While Oculus has become synonymous with the modern rebirth of high-end virtual reality, the Facebook-owned company has had a difficult start to 2017.

Sales of the consumer Rift headset have reportedly been low, company co-founder Palmer Luckey was accused of funding a Republican Reddit-based hate group, and most significantly, parent company Facebook was ordered to pay $500 million to video game publisher Zenimax, following a court ruling surrounding an intellectual property dispute.

Now Best Buy, Oculus’ most significant in-store retailer in the U.S. and Canada, is pulling hundreds of demo stations from its sales floors, according to a report from Business Insider.
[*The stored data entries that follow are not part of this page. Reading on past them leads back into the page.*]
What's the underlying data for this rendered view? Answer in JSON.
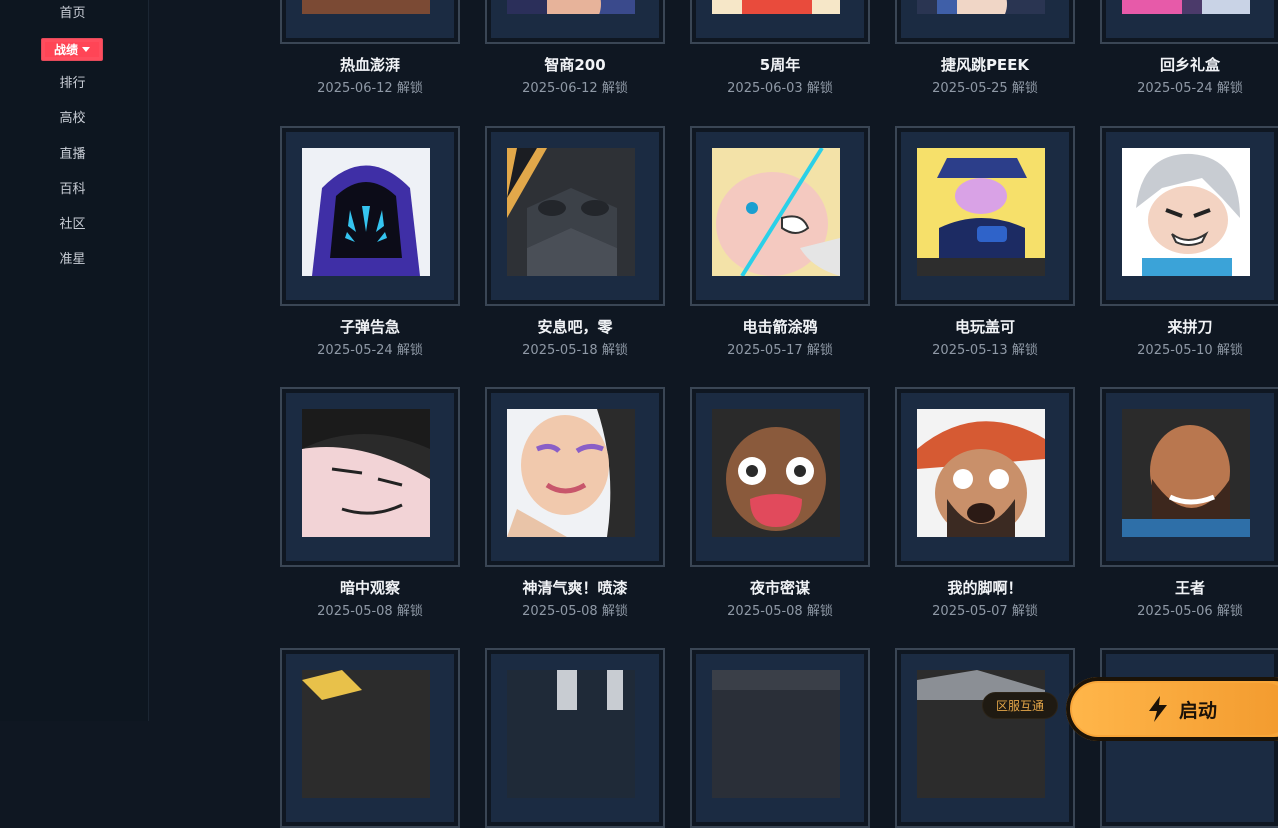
{
  "sidebar": {
    "items": [
      "首页",
      "战绩",
      "排行",
      "高校",
      "直播",
      "百科",
      "社区",
      "准星"
    ],
    "active": "战绩"
  },
  "cards": [
    {
      "title": "热血澎湃",
      "date": "2025-06-12 解锁",
      "icon": "portrait-brown"
    },
    {
      "title": "智商200",
      "date": "2025-06-12 解锁",
      "icon": "portrait-blue"
    },
    {
      "title": "5周年",
      "date": "2025-06-03 解锁",
      "icon": "portrait-cream"
    },
    {
      "title": "捷风跳PEEK",
      "date": "2025-05-25 解锁",
      "icon": "portrait-jett"
    },
    {
      "title": "回乡礼盒",
      "date": "2025-05-24 解锁",
      "icon": "portrait-pink"
    },
    {
      "title": "子弹告急",
      "date": "2025-05-24 解锁",
      "icon": "omen-hood"
    },
    {
      "title": "安息吧，零",
      "date": "2025-05-18 解锁",
      "icon": "masked-robot"
    },
    {
      "title": "电击箭涂鸦",
      "date": "2025-05-17 解锁",
      "icon": "shock-dart-blob"
    },
    {
      "title": "电玩盖可",
      "date": "2025-05-13 解锁",
      "icon": "gamer-gekko"
    },
    {
      "title": "来拼刀",
      "date": "2025-05-10 解锁",
      "icon": "white-hair-fighter"
    },
    {
      "title": "暗中观察",
      "date": "2025-05-08 解锁",
      "icon": "peeking-dark-hair"
    },
    {
      "title": "神清气爽！喷漆",
      "date": "2025-05-08 解锁",
      "icon": "relaxed-face"
    },
    {
      "title": "夜市密谋",
      "date": "2025-05-08 解锁",
      "icon": "shocked-face"
    },
    {
      "title": "我的脚啊！",
      "date": "2025-05-07 解锁",
      "icon": "crying-beret"
    },
    {
      "title": "王者",
      "date": "2025-05-06 解锁",
      "icon": "bearded-smile"
    }
  ],
  "bottom": {
    "region_label": "区服互通",
    "launch_label": "启动"
  },
  "colors": {
    "background": "#0f1722",
    "card_inner": "#1b2b42",
    "accent_red": "#ff4556",
    "launch_orange": "#f8a63a"
  }
}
Unnamed Best Buy employees interviewed by the publication state that the retailer removed the demo stations due to poor “store performance.” Oculus, meanwhile, says that this shift is due to “seasonal changes,” and that the company is “prioritizing demos at hundreds of Best Buy locations in larger markets.”
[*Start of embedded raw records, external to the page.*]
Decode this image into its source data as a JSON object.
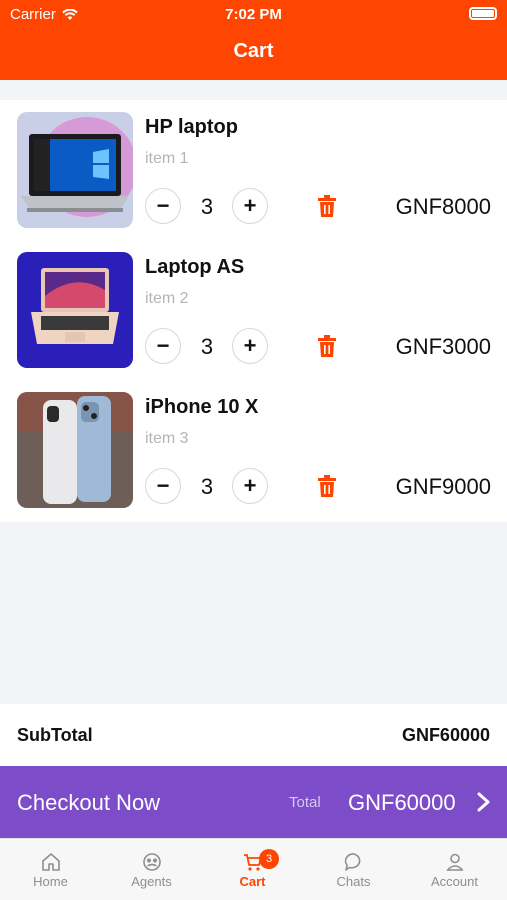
{
  "status_bar": {
    "carrier": "Carrier",
    "time": "7:02 PM"
  },
  "header": {
    "title": "Cart"
  },
  "cart": {
    "items": [
      {
        "name": "HP laptop",
        "subtitle": "item 1",
        "quantity": "3",
        "price": "GNF8000",
        "image": "hp-laptop-image"
      },
      {
        "name": "Laptop AS",
        "subtitle": "item 2",
        "quantity": "3",
        "price": "GNF3000",
        "image": "macbook-image"
      },
      {
        "name": "iPhone 10 X",
        "subtitle": "item 3",
        "quantity": "3",
        "price": "GNF9000",
        "image": "iphone-image"
      }
    ],
    "minus_label": "−",
    "plus_label": "+"
  },
  "summary": {
    "subtotal_label": "SubTotal",
    "subtotal_value": "GNF60000"
  },
  "checkout": {
    "label": "Checkout Now",
    "total_label": "Total",
    "total_value": "GNF60000"
  },
  "tabbar": {
    "tabs": [
      {
        "label": "Home",
        "icon": "home-icon"
      },
      {
        "label": "Agents",
        "icon": "agents-icon"
      },
      {
        "label": "Cart",
        "icon": "cart-icon",
        "badge": "3",
        "active": true
      },
      {
        "label": "Chats",
        "icon": "chat-icon"
      },
      {
        "label": "Account",
        "icon": "account-icon"
      }
    ]
  },
  "colors": {
    "brand": "#fe4502",
    "checkout": "#7d4cc8"
  }
}
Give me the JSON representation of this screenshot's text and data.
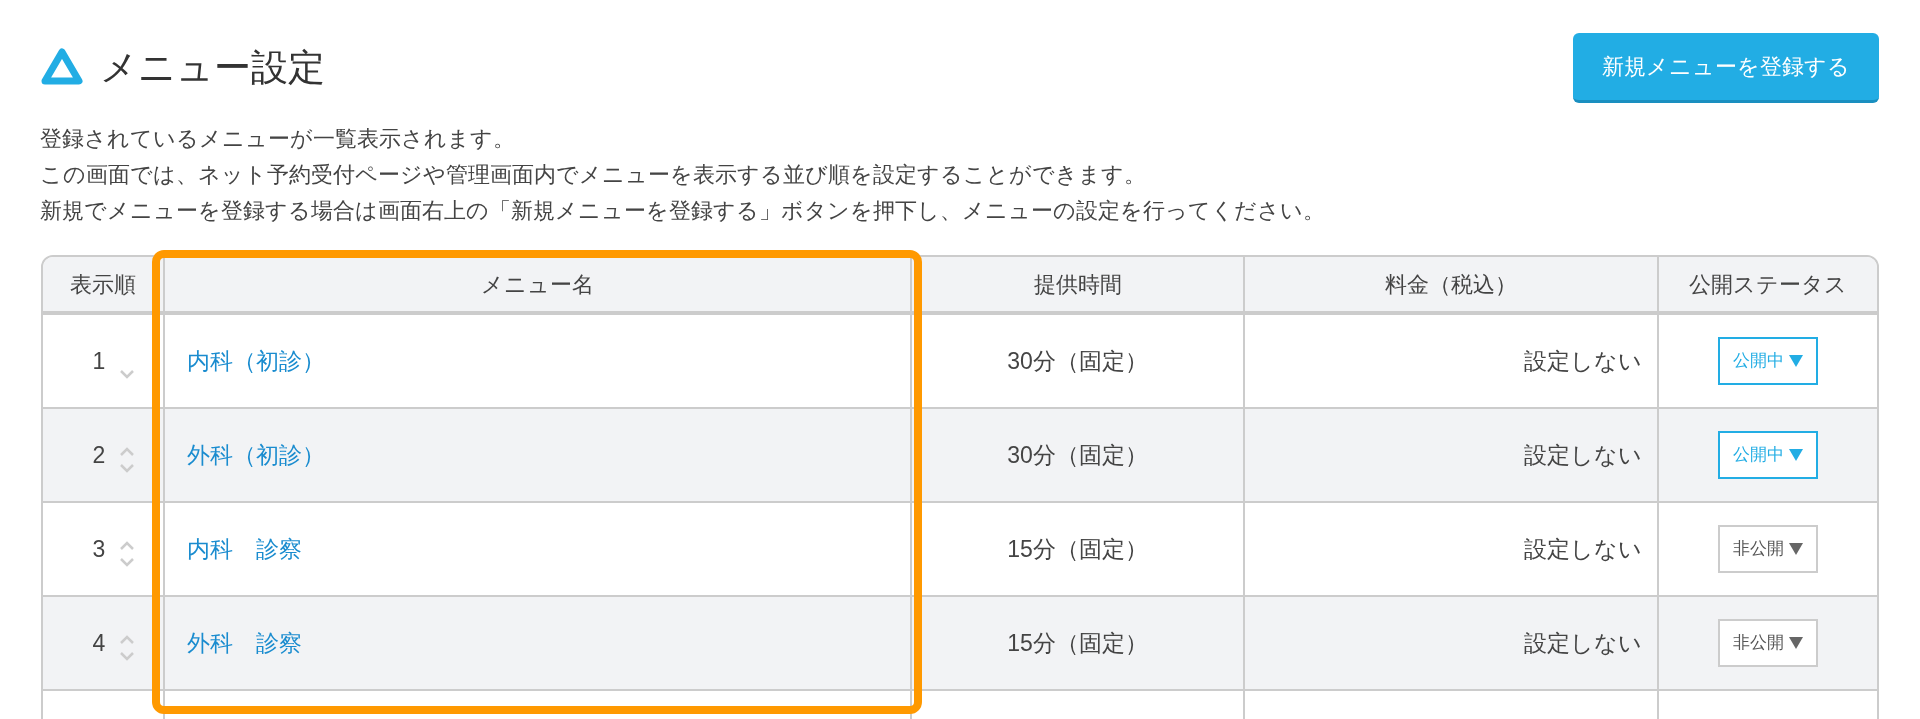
{
  "page": {
    "title": "メニュー設定",
    "new_button": "新規メニューを登録する"
  },
  "description": [
    "登録されているメニューが一覧表示されます。",
    "この画面では、ネット予約受付ページや管理画面内でメニューを表示する並び順を設定することができます。",
    "新規でメニューを登録する場合は画面右上の「新規メニューを登録する」ボタンを押下し、メニューの設定を行ってください。"
  ],
  "table": {
    "columns": [
      "表示順",
      "メニュー名",
      "提供時間",
      "料金（税込）",
      "公開ステータス"
    ],
    "rows": [
      {
        "order": "1",
        "can_move_up": false,
        "can_move_down": true,
        "name": "内科（初診）",
        "duration": "30分（固定）",
        "price": "設定しない",
        "status": "公開中",
        "published": true
      },
      {
        "order": "2",
        "can_move_up": true,
        "can_move_down": true,
        "name": "外科（初診）",
        "duration": "30分（固定）",
        "price": "設定しない",
        "status": "公開中",
        "published": true
      },
      {
        "order": "3",
        "can_move_up": true,
        "can_move_down": true,
        "name": "内科　診察",
        "duration": "15分（固定）",
        "price": "設定しない",
        "status": "非公開",
        "published": false
      },
      {
        "order": "4",
        "can_move_up": true,
        "can_move_down": true,
        "name": "外科　診察",
        "duration": "15分（固定）",
        "price": "設定しない",
        "status": "非公開",
        "published": false
      }
    ]
  },
  "highlight": {
    "on": true
  }
}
While this move is far from apocalyptic for Oculus, especially because Facebook has made it clear it believes virtual reality is the future of the company, it further exemplifies the fact that high-end VR still has a long way to go before it reaches mainstream popularity.

Back in 2014 Facebook purchased Oculus for $2 billion as tech giants like Sony and HTC moved rapidly to beat the company to the punch with their own respective virtual reality headsets, PlayStation VR and the HTC Vive.

It’s still unclear exactly how many units the Oculus Rift has shipped since its initial launch, but analytics firm Superdata indicates the company sold approximately 355,088 units by the end of 2016.

By comparison, Superdata states that PlayStation VR sold 2,602,307 and that the HTC Vive sold 420,108 units, by the end of 2016.